A sample card from the Ringelmann Smoke Chart.
Note: This is an encore post and originally appeared in 2005 on the 1947project.
Shall we talk about noir? Let’s start with the skies over Los Angeles, which are so dirty that visibility is sometimes less than a mile. And while the word “smog” has been used by the U.S. Weather Service since at least 1914, it has taken on new urgency in postwar Los Angeles, resulting in the state’s first anti-smog law, signed by Gov. Earl Warren and reported in The Times, June 11, 1947.
The Times has seldom lobbied so militantly for any measure. It has written editorials, run several multipart series by Ed Ainsworth and even imported an air pollution expert from St. Louis, Raymond R. Tucker, to analyze Los Angeles’ problems.
And how bad are they? One plant operator admits to smokestack emissions of 50 tons of sulfur dioxide per day. (That’s right, per day not per year).

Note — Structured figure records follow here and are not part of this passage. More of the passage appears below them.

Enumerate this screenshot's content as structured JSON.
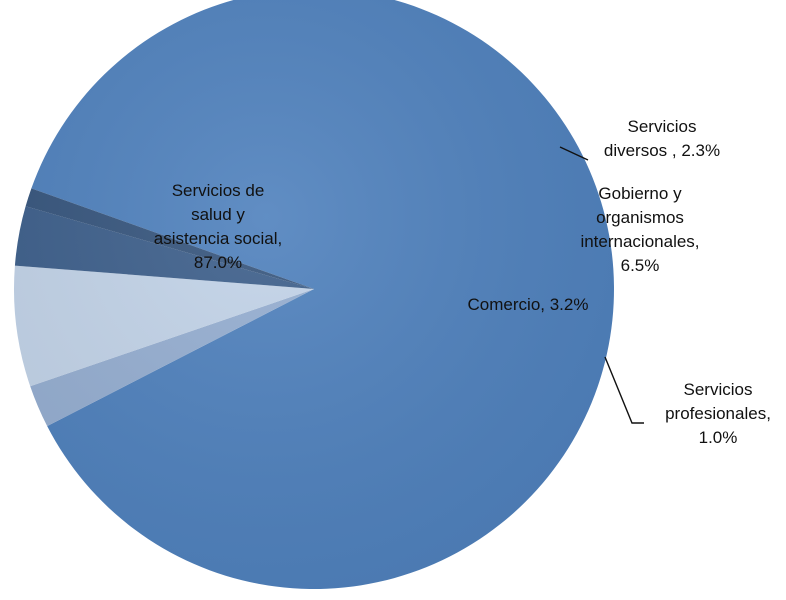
{
  "chart_data": {
    "type": "pie",
    "title": "",
    "slices": [
      {
        "name": "Servicios de salud y asistencia social",
        "value": 87.0,
        "color": "#4f81bd",
        "label_lines": [
          "Servicios de",
          "salud y",
          "asistencia social,",
          "87.0%"
        ]
      },
      {
        "name": "Servicios diversos",
        "value": 2.3,
        "color": "#95aed1",
        "label_lines": [
          "Servicios",
          "diversos , 2.3%"
        ]
      },
      {
        "name": "Gobierno y organismos internacionales",
        "value": 6.5,
        "color": "#c2d3e8",
        "label_lines": [
          "Gobierno y",
          "organismos",
          "internacionales,",
          "6.5%"
        ]
      },
      {
        "name": "Comercio",
        "value": 3.2,
        "color": "#3d5f8b",
        "label_lines": [
          "Comercio, 3.2%"
        ]
      },
      {
        "name": "Servicios profesionales",
        "value": 1.0,
        "color": "#36557d",
        "label_lines": [
          "Servicios",
          "profesionales,",
          "1.0%"
        ]
      }
    ]
  }
}
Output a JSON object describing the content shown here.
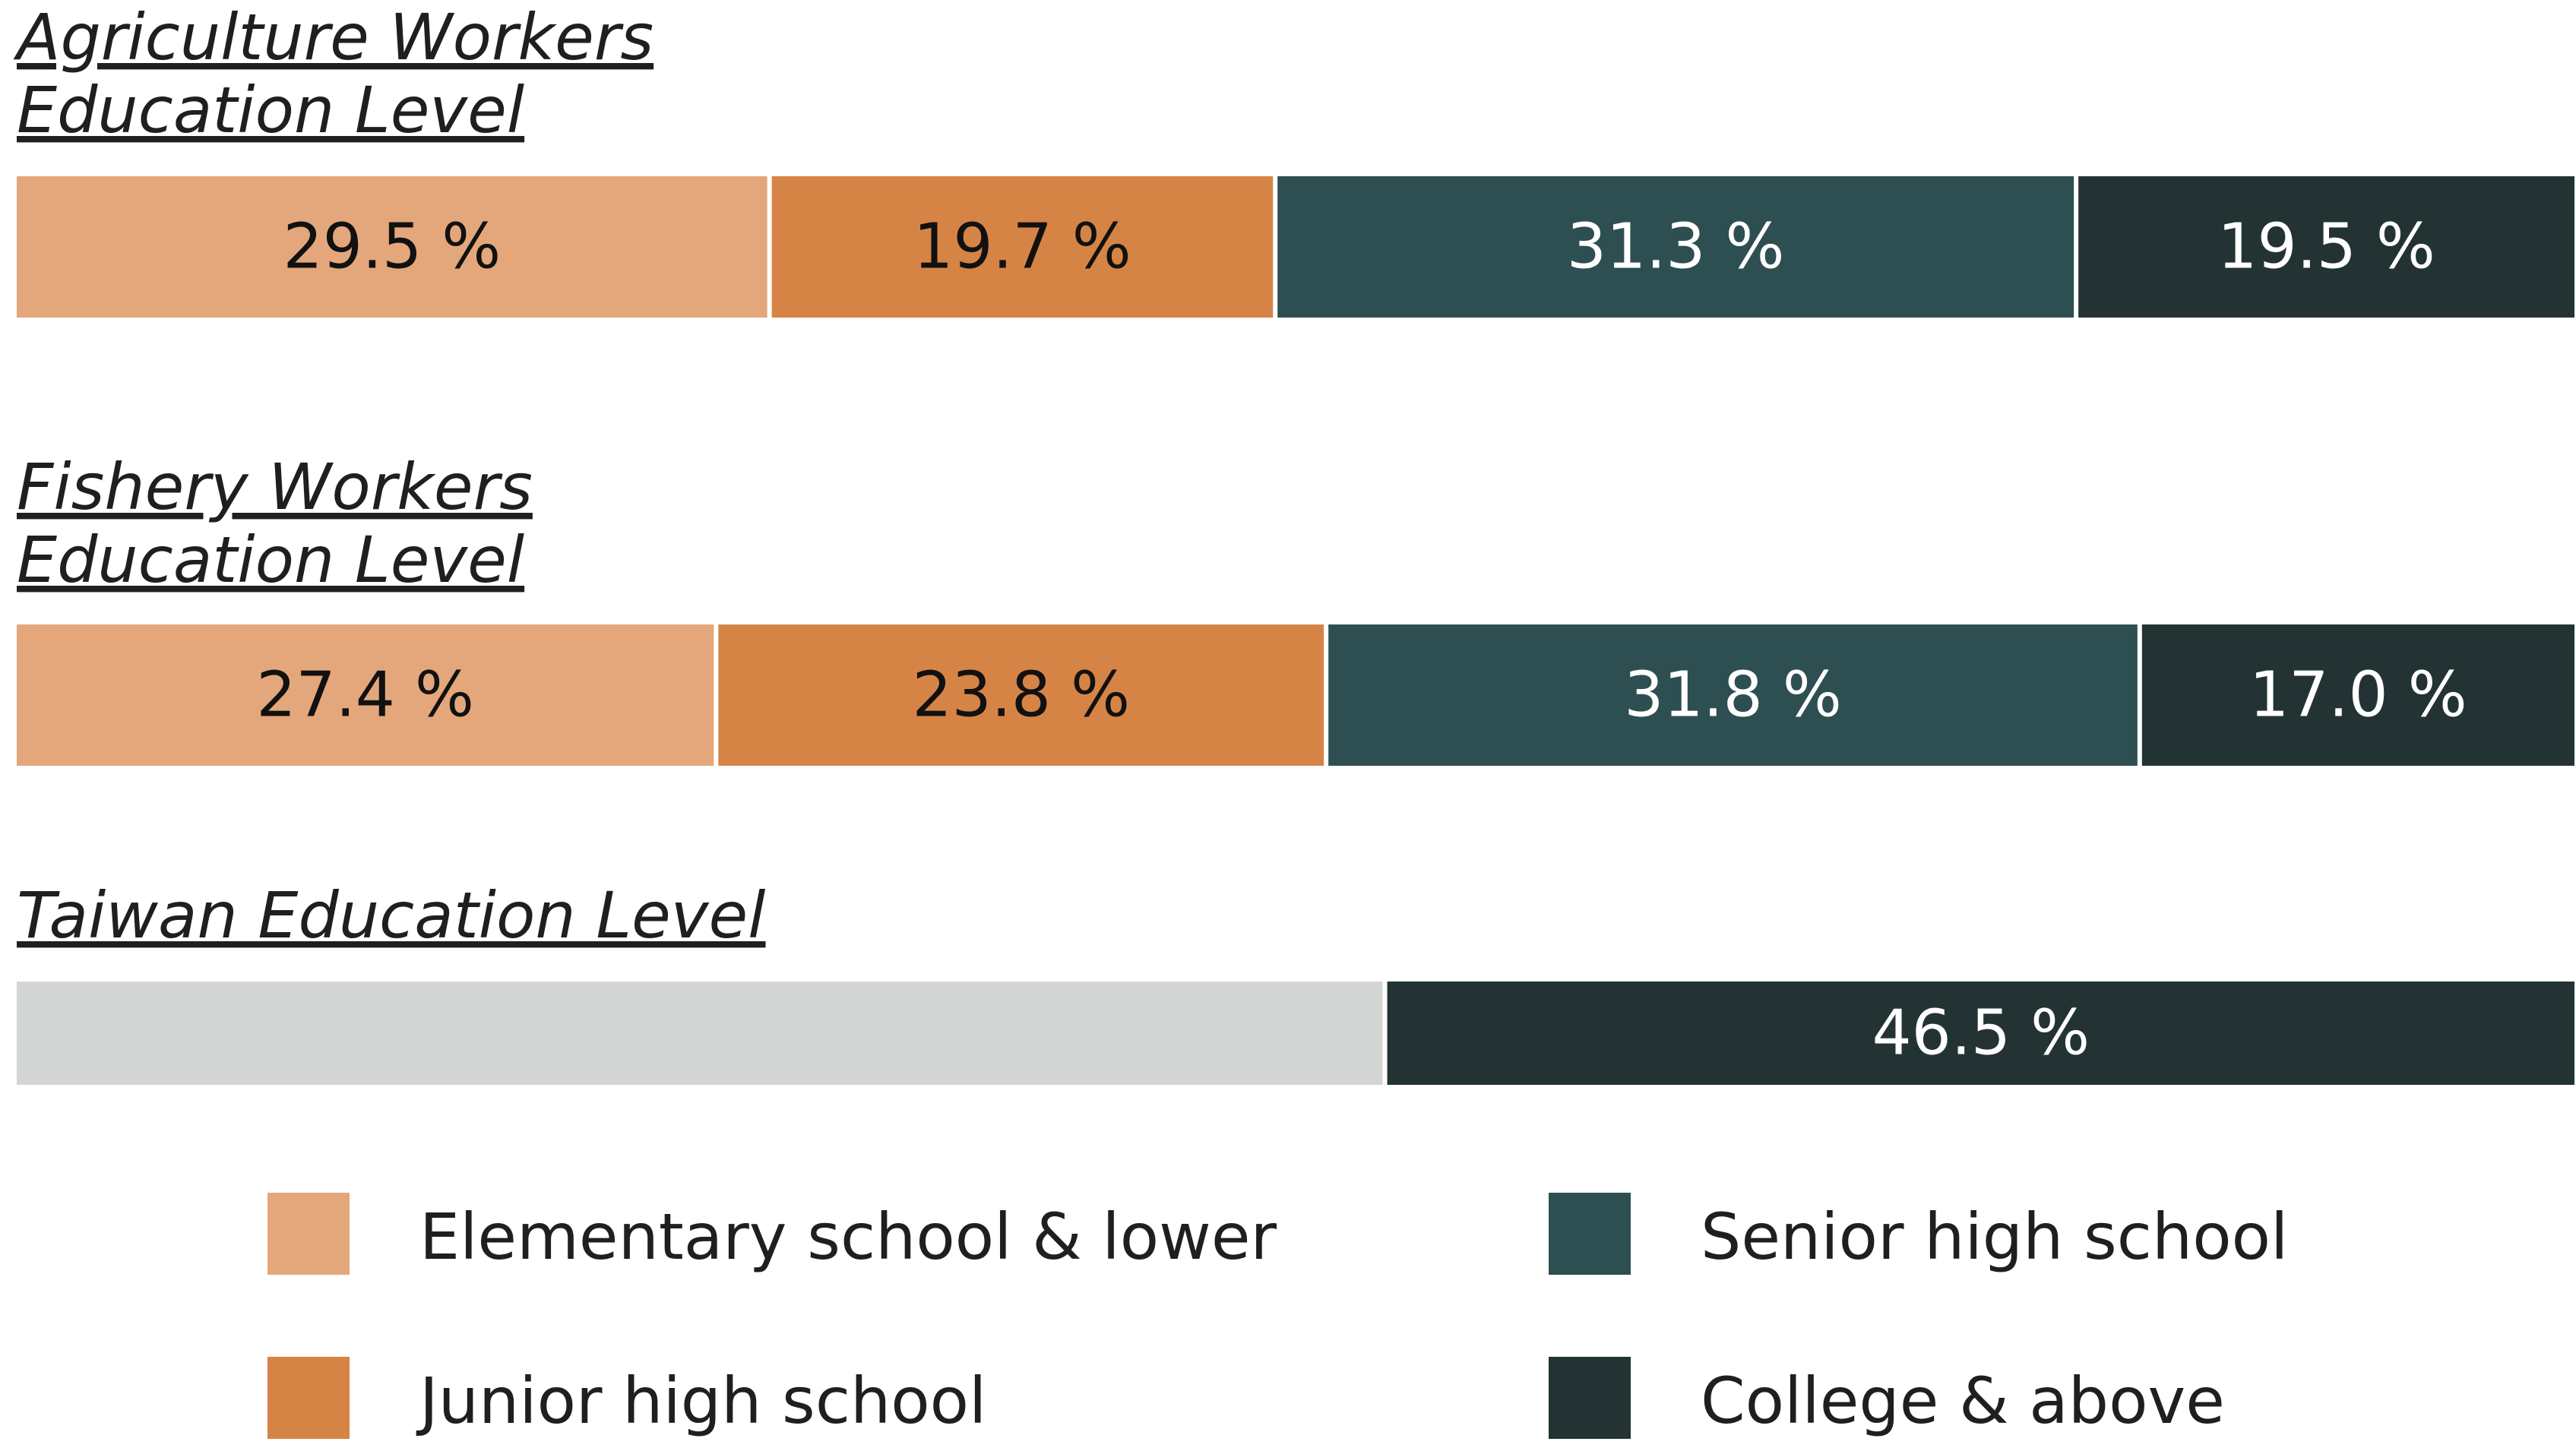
{
  "chart_data": {
    "type": "bar",
    "orientation": "horizontal",
    "stacked": true,
    "unit": "%",
    "categories": [
      "Elementary school & lower",
      "Junior high school",
      "Senior high school",
      "College & above"
    ],
    "colors": {
      "Elementary school & lower": "#e4a77b",
      "Junior high school": "#d68446",
      "Senior high school": "#2e4f52",
      "College & above": "#233334",
      "other": "#d4d6d5"
    },
    "bars": [
      {
        "title_lines": [
          "Agriculture Workers ",
          "Education Level"
        ],
        "segments": [
          {
            "category": "Elementary school & lower",
            "value": 29.5,
            "label": "29.5 %"
          },
          {
            "category": "Junior high school",
            "value": 19.7,
            "label": "19.7 %"
          },
          {
            "category": "Senior high school",
            "value": 31.3,
            "label": "31.3 %"
          },
          {
            "category": "College & above",
            "value": 19.5,
            "label": "19.5 %"
          }
        ]
      },
      {
        "title_lines": [
          "Fishery Workers",
          "Education Level"
        ],
        "segments": [
          {
            "category": "Elementary school & lower",
            "value": 27.4,
            "label": "27.4 %"
          },
          {
            "category": "Junior high school",
            "value": 23.8,
            "label": "23.8 %"
          },
          {
            "category": "Senior high school",
            "value": 31.8,
            "label": "31.8 %"
          },
          {
            "category": "College & above",
            "value": 17.0,
            "label": "17.0 %"
          }
        ]
      },
      {
        "title_lines": [
          "Taiwan Education Level"
        ],
        "segments": [
          {
            "category": "other",
            "value": 53.5,
            "label": ""
          },
          {
            "category": "College & above",
            "value": 46.5,
            "label": "46.5 %"
          }
        ]
      }
    ],
    "legend": [
      "Elementary school & lower",
      "Senior high school",
      "Junior high school",
      "College & above"
    ]
  }
}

As Tucker notes, air pollution is a blend from many sources: Oil companies, lumberyards, municipal incinerators (the city of Los Angeles is a major culprit), foundries, and to a lesser extent, cars and buses, although diesel trucks are more of a problem. The oil companies and lumber firms oppose the smog law initially, but concede after intense lobbying.
Among the major polluters are three public dumps near Normandie and 120th Street, an asphalt plant in what was then the Roscoe (now Sun Valley) portion of the Valley and especially the Los Angeles By-Products plant at 1819 E. 25th St. (82% to 94% of the stack emissions are metallic, The Times says).
In essence, the law allows each county to set up its own smog control district, although Los Angeles County is the only one expected to do so at first. Police officers are issued Ringelmann Smoke Charts and instructed in their use.
But it took time. For example, backyard incinerators weren’t banned in Los Angeles until 1955.